Die lieben Verwandten (Hobby? Barfuß! 2)

Lorenz, Wednesday, 25.10.2000, 07:33 (vor 8798 Tagen) @ julia fiona

Liebe Julia,

ich habe keine Probleme mit Schuhträgern an sich, einige Schuhträger sind sogar meine besten Freunde :-)

Genau das trifft auch auf mich zu, denn ohne Internet habe ich so gut wie nie Barfußläufer kennengelernt -- aber ich kam deshalb nie auf den Gedanken, auf gute Freunde zu verzichten. In meiner Altergruppe können nur noch sehr wenige barfuß laufen, weil sich im Laufe eines beschuhten Lebens das Bindegewebspolster der Fußschwarte sowie die Beweglichkeit und Muskelkraft viel zu weit zurückentwicklelt haben. Oftmals höre ich den Kommentar: "Ich würde auch gerne barfuß laufen, aber ich kann es nicht mehr." Ich kann doch die Leute deshalb nicht mit Verachtung strafen!

Ich denke, dass die Deutschen besonders darauf fixiert sind, nicht aufzufallen und zugleich (und auch dafür!) von ihrem Nächsten anerkannt zu werden. Sie schließen auch leichter Menschen aus, die anders sind (Daran appelliert wohl auch die derzeitige "deutsche Leitkultur"-Debatte des CDU-Merzen: Passt Euch an, Fremde, oder bleibt uns fern - brrrrr!).

Ich kratze mit besonderem Vergnügen an dieser Anpassungsideologie; und deshalb plädiere ich auch mit einigem Eifer dafür, wenigstens in der harmlosen Angelegenheit des Barfußgehens die Anpassung zu verweigern.

.... Ich versuche (und auch das gehört zur Barfuß-Mode, so wie es sowieso zur Mode gehört), stets dem Umfeld angemessen aufzutreten. So habe ich natürlich, als ich in Tweed durch Irland oder US-Farmland stapfte, auf Nagellack an Fingern und Füßen verzichtet. Derlei Signale, die (unfreiwillig) erotisch oder frivol wirken könnten, vermeide ich auch bei Kirchenbesichtigungen. Es ist ja nirgendwo verboten, barfuß zu sein (in Moscheen sogar erwünscht), man soll sich nur der Würde des Ortes anpassen und nicht zuviel nackte Haut zeigen oder zu "wild" herumlaufen. Für den Besuch von Gotteshäusern, also meist als Touristin, habe ich ein knöchellanges, dunkelgraues Kleid, sehr schlicht, das für den Sommer leicht genug ist. Da es schulterfrei ist und ich mein Haar gern offen trage, bedecke ich mich drin zusätzlich mit einem Tuch, das ich draußen wie einen Gürtel umbinde.
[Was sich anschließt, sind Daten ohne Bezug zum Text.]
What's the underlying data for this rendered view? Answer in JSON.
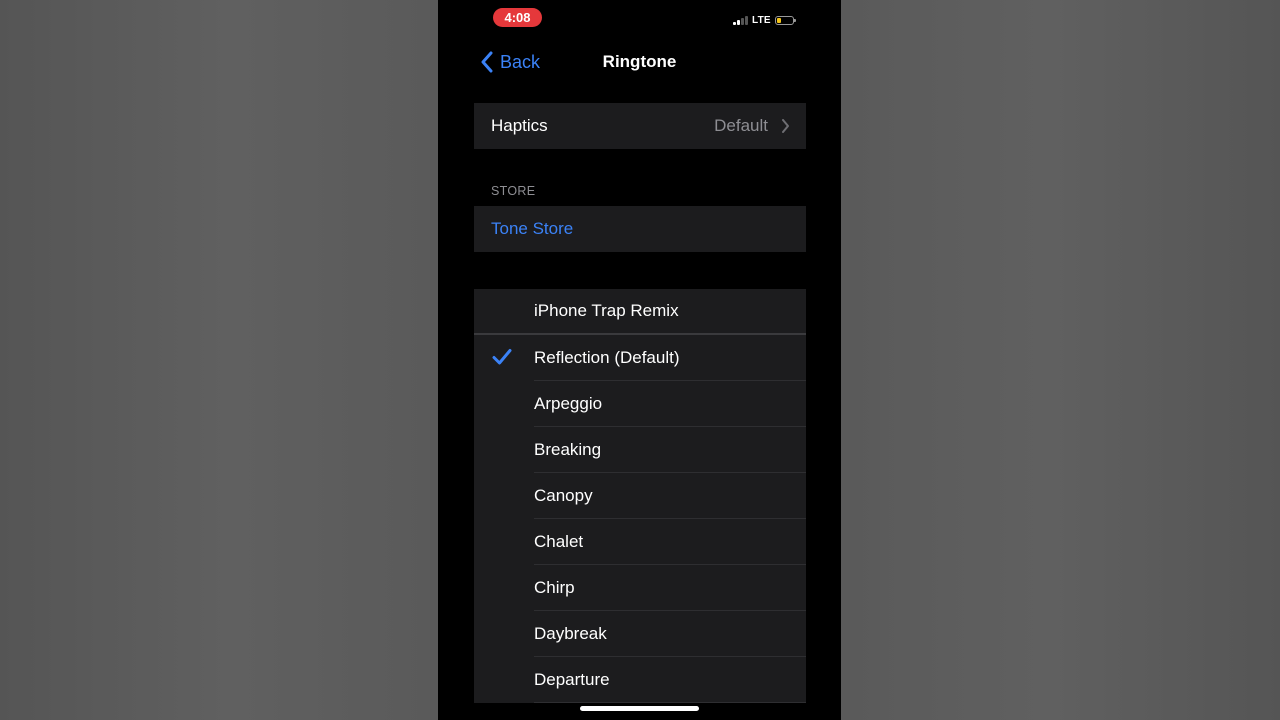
{
  "status": {
    "time": "4:08",
    "network": "LTE",
    "time_pill_color": "#e5383b"
  },
  "nav": {
    "back_label": "Back",
    "title": "Ringtone"
  },
  "haptics": {
    "label": "Haptics",
    "value": "Default"
  },
  "store": {
    "header": "STORE",
    "tone_store_label": "Tone Store"
  },
  "tones": {
    "custom": "iPhone Trap Remix",
    "selected_index": 0,
    "items": [
      "Reflection (Default)",
      "Arpeggio",
      "Breaking",
      "Canopy",
      "Chalet",
      "Chirp",
      "Daybreak",
      "Departure"
    ]
  },
  "colors": {
    "accent": "#3b82f6",
    "group_background": "#1c1c1e",
    "secondary_text": "#8e8e93"
  }
}
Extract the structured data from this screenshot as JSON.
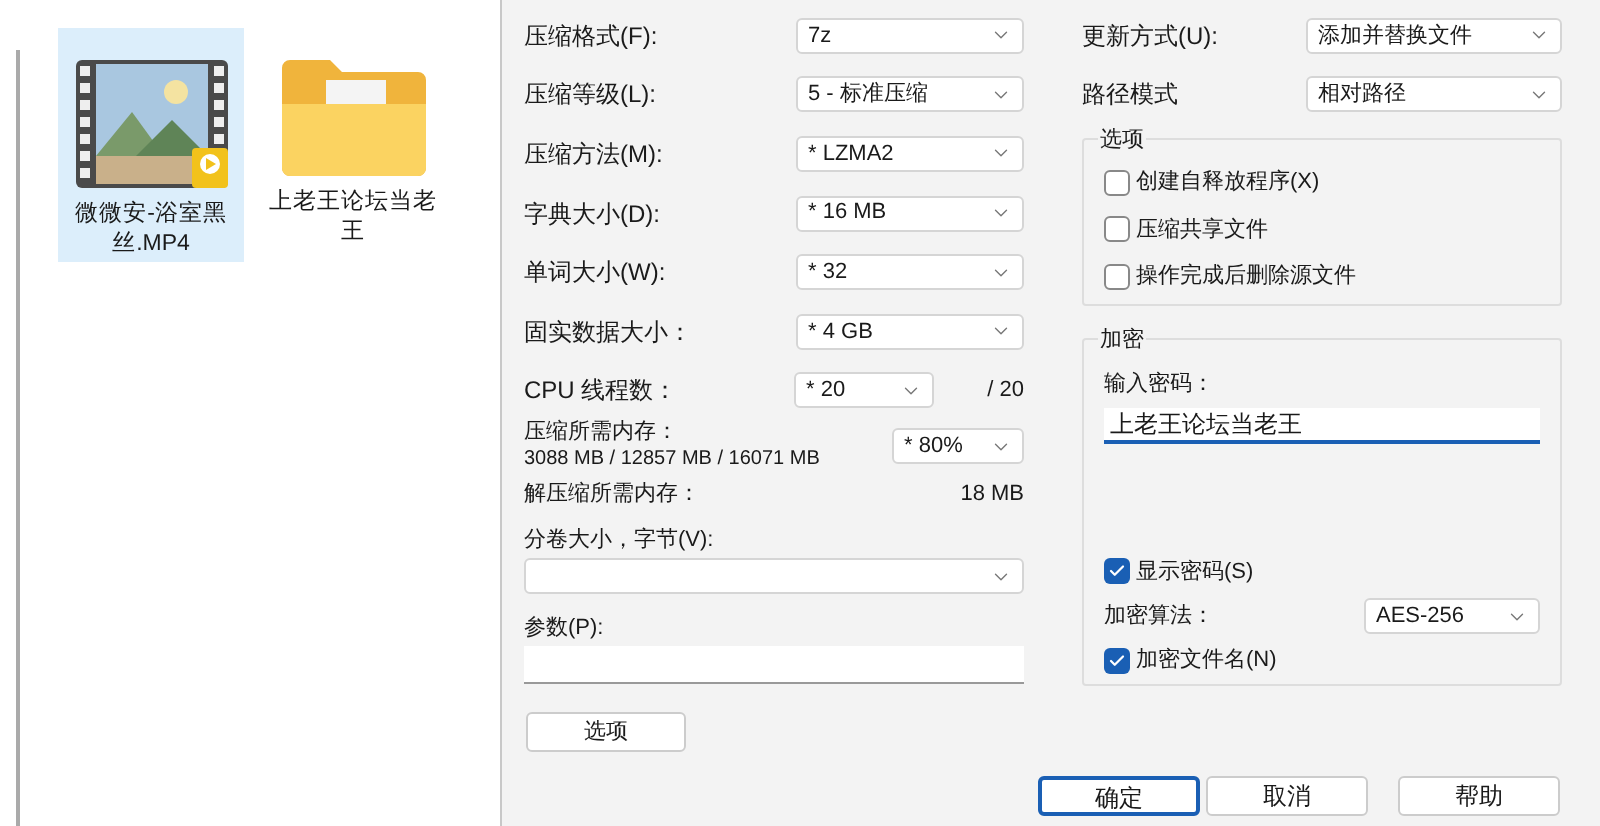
{
  "explorer": {
    "items": [
      {
        "name": "微微安-浴室黑丝.MP4",
        "kind": "video",
        "selected": true
      },
      {
        "name": "上老王论坛当老王",
        "kind": "folder",
        "selected": false
      }
    ]
  },
  "dialog": {
    "settings": [
      {
        "label": "压缩格式(F):",
        "value": "7z"
      },
      {
        "label": "压缩等级(L):",
        "value": "5 - 标准压缩"
      },
      {
        "label": "压缩方法(M):",
        "value": "*  LZMA2"
      },
      {
        "label": "字典大小(D):",
        "value": "*  16 MB"
      },
      {
        "label": "单词大小(W):",
        "value": "*  32"
      },
      {
        "label": "固实数据大小：",
        "value": "*  4 GB"
      }
    ],
    "threads": {
      "label": "CPU 线程数：",
      "value": "*  20",
      "max": "/ 20"
    },
    "memory": {
      "label": "压缩所需内存：",
      "detail": "3088 MB / 12857 MB / 16071 MB",
      "value": "*  80%"
    },
    "decompress_memory": {
      "label": "解压缩所需内存：",
      "value": "18 MB"
    },
    "volume": {
      "label": "分卷大小，字节(V):"
    },
    "parameters": {
      "label": "参数(P):"
    },
    "options_button": "选项",
    "update_mode": {
      "label": "更新方式(U):",
      "value": "添加并替换文件"
    },
    "path_mode": {
      "label": "路径模式",
      "value": "相对路径"
    },
    "options_group": {
      "title": "选项",
      "items": [
        {
          "label": "创建自释放程序(X)",
          "checked": false
        },
        {
          "label": "压缩共享文件",
          "checked": false
        },
        {
          "label": "操作完成后删除源文件",
          "checked": false
        }
      ]
    },
    "encryption": {
      "title": "加密",
      "password_label": "输入密码：",
      "password": "上老王论坛当老王",
      "show_password": {
        "label": "显示密码(S)",
        "checked": true
      },
      "method": {
        "label": "加密算法：",
        "value": "AES-256"
      },
      "encrypt_names": {
        "label": "加密文件名(N)",
        "checked": true
      }
    },
    "buttons": [
      {
        "label": "确定",
        "default": true
      },
      {
        "label": "取消",
        "default": false
      },
      {
        "label": "帮助",
        "default": false
      }
    ]
  }
}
Ich finde es wichtig, daß Barfußlaufen nicht die Domäne von Verfechtern des "Schlampi-Looks" bleibt! Eine Frau hat da allerdings viel mehr Gestaltungsmöglichkeiten, um für alle Situationen einen passenden Stil zu finden. Als Mann kann man eigentlich fast nur Freizeitmode zu barfuß tragen. Erziehungsbedingt habe ich leider ein unterentwickeltes Modebewußtsein, aber gerade wegen des Barfußgehens wächst mein Interesse, gut angezogen durch die Weltgeschichte zu laufen. Ich will weder wie ein Penner noch geistig verwirrt wirken und keineswegs schlechter gekleidet sein, als die Schuhträger.